Pilot project with DM4T

http://www.cs.bath.ac.uk/dm4t/index.shtml

1 stars 1 forks source link

Should we model the refit database if we already have refit-cleaned? #12

Closed danfowler closed 7 years ago

danfowler commented 7 years ago

We have two versions of the the "REFIT: Electrical Load Measurements" dataset, one clean and one raw. My feeling is that our Frictionless Data specifications and tooling are most useful for describing clean, well structured data in a standard way, so I would opt to only model the refit-cleaned dataset and drop the raw version.

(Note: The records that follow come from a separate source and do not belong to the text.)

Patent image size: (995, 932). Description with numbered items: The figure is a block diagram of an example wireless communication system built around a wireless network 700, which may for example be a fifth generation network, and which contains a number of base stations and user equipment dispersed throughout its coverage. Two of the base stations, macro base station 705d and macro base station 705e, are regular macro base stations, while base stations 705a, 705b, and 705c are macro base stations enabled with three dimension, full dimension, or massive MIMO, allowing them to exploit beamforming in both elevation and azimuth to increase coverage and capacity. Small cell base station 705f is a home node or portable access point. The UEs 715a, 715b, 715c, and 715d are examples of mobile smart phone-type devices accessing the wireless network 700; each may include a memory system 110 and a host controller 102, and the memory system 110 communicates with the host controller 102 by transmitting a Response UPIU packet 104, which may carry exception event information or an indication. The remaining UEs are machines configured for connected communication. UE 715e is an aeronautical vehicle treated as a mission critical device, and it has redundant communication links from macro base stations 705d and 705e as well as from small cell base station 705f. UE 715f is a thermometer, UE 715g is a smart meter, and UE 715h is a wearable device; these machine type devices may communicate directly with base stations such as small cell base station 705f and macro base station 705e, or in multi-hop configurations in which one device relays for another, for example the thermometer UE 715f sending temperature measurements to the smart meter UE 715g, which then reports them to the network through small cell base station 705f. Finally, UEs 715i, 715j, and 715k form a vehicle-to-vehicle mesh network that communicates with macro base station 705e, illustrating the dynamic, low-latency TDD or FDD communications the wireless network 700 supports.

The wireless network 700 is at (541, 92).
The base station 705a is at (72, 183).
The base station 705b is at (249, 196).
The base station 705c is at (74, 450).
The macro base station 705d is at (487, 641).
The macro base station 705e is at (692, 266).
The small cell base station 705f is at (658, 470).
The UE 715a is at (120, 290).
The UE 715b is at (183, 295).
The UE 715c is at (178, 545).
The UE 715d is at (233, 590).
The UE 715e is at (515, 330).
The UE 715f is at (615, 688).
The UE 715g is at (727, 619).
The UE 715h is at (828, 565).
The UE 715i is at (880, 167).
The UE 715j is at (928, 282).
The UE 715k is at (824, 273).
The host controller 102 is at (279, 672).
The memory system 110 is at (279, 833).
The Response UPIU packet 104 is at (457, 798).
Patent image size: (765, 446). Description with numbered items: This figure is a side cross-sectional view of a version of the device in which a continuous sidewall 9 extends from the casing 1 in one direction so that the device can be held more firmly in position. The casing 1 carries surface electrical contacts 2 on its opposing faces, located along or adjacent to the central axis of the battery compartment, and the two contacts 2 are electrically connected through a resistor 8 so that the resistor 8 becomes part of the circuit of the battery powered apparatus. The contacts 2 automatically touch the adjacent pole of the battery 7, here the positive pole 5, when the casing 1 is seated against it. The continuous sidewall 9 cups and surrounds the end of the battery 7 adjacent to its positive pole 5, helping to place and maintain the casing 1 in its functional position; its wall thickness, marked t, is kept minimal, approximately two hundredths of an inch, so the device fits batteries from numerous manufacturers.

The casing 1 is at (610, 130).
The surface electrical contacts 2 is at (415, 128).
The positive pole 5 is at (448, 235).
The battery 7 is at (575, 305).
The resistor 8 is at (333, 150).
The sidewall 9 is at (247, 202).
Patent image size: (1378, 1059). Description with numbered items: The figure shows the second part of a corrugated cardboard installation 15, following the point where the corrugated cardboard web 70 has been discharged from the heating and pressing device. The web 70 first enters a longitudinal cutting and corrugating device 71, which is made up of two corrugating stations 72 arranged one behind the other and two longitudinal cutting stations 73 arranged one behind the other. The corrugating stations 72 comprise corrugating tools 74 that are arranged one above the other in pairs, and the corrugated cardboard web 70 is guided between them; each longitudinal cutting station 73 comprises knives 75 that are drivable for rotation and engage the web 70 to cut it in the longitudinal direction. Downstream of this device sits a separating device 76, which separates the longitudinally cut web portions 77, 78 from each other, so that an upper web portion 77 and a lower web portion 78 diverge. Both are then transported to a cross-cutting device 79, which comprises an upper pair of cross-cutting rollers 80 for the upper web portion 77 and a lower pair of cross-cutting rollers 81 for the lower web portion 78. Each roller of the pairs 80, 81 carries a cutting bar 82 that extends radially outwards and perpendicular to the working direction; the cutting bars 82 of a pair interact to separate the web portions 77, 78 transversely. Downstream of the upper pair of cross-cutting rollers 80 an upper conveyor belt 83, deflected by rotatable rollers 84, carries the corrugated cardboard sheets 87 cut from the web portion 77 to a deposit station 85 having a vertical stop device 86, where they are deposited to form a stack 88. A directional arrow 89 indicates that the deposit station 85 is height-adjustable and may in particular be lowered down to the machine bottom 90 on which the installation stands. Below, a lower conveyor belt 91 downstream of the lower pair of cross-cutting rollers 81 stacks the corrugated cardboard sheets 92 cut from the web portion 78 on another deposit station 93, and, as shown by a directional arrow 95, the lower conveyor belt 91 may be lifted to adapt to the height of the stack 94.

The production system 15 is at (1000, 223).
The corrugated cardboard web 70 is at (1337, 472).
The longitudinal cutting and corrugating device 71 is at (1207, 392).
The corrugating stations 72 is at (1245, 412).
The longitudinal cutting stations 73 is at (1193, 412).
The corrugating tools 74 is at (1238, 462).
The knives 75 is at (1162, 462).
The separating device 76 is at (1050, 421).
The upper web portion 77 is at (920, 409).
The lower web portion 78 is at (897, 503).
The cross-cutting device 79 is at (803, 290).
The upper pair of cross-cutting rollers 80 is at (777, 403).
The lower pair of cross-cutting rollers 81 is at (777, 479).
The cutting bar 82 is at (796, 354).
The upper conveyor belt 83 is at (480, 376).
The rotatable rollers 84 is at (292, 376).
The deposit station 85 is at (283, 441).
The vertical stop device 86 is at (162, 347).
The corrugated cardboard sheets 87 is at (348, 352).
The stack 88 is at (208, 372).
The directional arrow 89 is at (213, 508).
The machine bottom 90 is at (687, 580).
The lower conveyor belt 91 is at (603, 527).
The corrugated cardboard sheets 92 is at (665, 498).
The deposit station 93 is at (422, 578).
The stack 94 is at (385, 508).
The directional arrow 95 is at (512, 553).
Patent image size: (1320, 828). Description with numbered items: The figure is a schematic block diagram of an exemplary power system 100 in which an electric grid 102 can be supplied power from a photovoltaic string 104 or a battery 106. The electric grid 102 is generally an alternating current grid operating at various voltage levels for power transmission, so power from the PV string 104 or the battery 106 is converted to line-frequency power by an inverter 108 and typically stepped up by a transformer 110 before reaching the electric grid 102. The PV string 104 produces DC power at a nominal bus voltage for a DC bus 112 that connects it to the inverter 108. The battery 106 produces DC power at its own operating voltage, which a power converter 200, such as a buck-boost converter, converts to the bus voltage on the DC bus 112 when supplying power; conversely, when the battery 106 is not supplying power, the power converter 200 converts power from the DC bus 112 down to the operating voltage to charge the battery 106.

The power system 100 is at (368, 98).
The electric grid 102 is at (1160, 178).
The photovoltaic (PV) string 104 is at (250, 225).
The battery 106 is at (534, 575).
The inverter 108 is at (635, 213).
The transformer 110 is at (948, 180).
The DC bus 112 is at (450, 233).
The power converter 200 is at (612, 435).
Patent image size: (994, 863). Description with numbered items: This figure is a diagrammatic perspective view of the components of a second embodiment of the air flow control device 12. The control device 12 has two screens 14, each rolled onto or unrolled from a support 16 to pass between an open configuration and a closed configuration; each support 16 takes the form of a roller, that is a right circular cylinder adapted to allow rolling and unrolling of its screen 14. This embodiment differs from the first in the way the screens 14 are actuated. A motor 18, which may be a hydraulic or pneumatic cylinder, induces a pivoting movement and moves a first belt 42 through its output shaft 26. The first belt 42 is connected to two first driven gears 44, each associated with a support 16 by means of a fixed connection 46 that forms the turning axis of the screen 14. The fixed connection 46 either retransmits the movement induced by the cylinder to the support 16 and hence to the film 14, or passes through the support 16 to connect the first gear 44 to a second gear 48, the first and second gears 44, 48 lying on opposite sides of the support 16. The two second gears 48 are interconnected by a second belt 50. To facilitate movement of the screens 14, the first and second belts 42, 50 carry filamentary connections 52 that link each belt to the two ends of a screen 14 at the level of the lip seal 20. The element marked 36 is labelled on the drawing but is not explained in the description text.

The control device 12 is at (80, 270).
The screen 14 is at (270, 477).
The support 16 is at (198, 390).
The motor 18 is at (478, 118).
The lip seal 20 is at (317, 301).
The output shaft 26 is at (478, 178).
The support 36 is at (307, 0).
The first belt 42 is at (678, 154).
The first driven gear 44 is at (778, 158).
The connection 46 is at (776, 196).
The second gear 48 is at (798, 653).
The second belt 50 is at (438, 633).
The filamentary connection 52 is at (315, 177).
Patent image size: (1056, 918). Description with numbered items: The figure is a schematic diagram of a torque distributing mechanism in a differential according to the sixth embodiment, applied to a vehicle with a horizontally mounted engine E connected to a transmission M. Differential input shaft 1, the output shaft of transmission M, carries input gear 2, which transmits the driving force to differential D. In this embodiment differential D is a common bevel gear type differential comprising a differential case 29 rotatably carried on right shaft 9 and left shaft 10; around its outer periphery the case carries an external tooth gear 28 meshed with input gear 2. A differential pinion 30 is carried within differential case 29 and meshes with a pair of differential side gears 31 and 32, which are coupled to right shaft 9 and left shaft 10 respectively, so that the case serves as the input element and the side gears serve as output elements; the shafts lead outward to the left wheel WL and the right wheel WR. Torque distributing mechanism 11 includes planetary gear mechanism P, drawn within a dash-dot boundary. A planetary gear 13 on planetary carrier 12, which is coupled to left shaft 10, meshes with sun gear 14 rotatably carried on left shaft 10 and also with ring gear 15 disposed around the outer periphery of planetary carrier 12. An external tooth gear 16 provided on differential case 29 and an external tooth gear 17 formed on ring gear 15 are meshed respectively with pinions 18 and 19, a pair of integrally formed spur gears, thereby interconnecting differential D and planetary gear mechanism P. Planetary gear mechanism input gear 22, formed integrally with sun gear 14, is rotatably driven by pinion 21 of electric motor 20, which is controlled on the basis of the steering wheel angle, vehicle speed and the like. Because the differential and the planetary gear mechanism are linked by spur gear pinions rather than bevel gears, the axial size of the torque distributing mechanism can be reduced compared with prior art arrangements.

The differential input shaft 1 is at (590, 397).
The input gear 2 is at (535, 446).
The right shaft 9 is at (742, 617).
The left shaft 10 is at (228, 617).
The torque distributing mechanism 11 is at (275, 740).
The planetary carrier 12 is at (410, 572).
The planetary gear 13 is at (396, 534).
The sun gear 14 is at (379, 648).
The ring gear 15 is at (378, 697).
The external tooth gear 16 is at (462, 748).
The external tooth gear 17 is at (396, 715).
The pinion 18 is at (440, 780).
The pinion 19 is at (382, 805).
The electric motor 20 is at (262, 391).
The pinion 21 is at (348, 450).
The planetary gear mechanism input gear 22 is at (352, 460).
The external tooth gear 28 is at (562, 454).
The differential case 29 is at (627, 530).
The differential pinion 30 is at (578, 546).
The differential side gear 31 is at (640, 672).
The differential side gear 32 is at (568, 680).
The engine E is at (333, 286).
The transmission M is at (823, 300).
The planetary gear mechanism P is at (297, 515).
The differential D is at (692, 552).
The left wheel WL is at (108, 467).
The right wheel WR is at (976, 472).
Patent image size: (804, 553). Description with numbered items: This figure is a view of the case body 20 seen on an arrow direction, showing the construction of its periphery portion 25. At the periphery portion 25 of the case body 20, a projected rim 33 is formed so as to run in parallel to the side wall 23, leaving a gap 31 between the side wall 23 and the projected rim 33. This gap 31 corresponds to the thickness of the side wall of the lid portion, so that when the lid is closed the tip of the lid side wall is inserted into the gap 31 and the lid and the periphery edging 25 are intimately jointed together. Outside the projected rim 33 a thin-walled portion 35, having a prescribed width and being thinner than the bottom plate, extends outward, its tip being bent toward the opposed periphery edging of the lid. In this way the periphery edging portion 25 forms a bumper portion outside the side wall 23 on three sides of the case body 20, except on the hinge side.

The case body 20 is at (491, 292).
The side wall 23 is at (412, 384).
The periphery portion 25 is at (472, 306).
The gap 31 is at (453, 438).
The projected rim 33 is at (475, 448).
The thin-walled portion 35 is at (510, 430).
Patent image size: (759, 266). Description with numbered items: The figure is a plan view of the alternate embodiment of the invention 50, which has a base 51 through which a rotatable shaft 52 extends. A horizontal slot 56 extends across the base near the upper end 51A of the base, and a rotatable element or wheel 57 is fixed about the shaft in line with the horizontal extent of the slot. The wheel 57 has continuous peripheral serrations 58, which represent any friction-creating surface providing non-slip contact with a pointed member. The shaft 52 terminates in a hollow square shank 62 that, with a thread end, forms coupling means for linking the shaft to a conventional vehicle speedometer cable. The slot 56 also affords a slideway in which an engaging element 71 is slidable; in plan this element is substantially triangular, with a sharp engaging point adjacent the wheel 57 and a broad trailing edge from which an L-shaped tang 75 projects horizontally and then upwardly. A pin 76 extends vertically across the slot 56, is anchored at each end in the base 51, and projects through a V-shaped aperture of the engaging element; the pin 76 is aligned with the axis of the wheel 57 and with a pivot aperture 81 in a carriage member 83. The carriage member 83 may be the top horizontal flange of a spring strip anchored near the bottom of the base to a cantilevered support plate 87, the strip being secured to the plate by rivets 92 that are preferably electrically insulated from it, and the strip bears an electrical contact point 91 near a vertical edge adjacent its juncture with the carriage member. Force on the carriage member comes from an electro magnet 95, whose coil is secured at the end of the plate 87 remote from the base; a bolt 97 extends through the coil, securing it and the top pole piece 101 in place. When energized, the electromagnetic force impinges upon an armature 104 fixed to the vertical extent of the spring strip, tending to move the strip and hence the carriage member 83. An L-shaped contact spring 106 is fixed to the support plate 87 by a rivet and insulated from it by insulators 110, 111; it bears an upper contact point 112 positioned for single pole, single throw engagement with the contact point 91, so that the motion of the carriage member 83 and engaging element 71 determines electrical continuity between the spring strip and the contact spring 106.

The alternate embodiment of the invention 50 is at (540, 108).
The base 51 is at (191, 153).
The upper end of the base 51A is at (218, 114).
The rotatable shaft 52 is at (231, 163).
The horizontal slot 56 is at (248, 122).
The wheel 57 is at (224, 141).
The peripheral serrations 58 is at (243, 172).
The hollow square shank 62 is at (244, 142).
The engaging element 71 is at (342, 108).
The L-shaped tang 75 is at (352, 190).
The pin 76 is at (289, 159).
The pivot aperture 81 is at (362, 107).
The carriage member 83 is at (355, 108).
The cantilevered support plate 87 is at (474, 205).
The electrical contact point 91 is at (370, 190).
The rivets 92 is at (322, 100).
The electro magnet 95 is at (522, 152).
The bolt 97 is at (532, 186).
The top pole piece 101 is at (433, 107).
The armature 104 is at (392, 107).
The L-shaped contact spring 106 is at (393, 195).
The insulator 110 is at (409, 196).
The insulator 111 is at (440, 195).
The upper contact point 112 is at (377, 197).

danfowler commented 7 years ago

I'd argue that Data Packages are a really great way to publish clean versions of datasets. In some ways, "packaging" a dataset in a Data Package implies cleaning it to the point that it can be well described. Given that we already have a clean version of this data to publish, I will move to drop the non-cleaned REFIT dataset.

What do you think @jobarratt @cblop ?

pwalsh commented 7 years ago

@danfowler can this now be closed?

cblop commented 7 years ago

Describing the clean data is fine for the pilot.

However, we've discussed universities sharing cleaned vs raw datasets when visiting Loughborough and Strathclyde recently. The consensus seems to be that sharing raw data (or both raw and cleaned) is best, as each university would clean their data in different ways, and the only person you can rely on to clean it the way you want is yourself. Therefore, the raw data should always be made available in a research data repository.

danfowler commented 7 years ago

Thanks @cblop for the insight. I agree that, for the pilot, we will provide the metadata for the already-cleaned datasets and minimally messy datasests. Perhaps in the ultimate write-up, I can outline a path (that may or many not exist yet) from a more-then-minimally messy dataset to a curated Data Package using our tooling.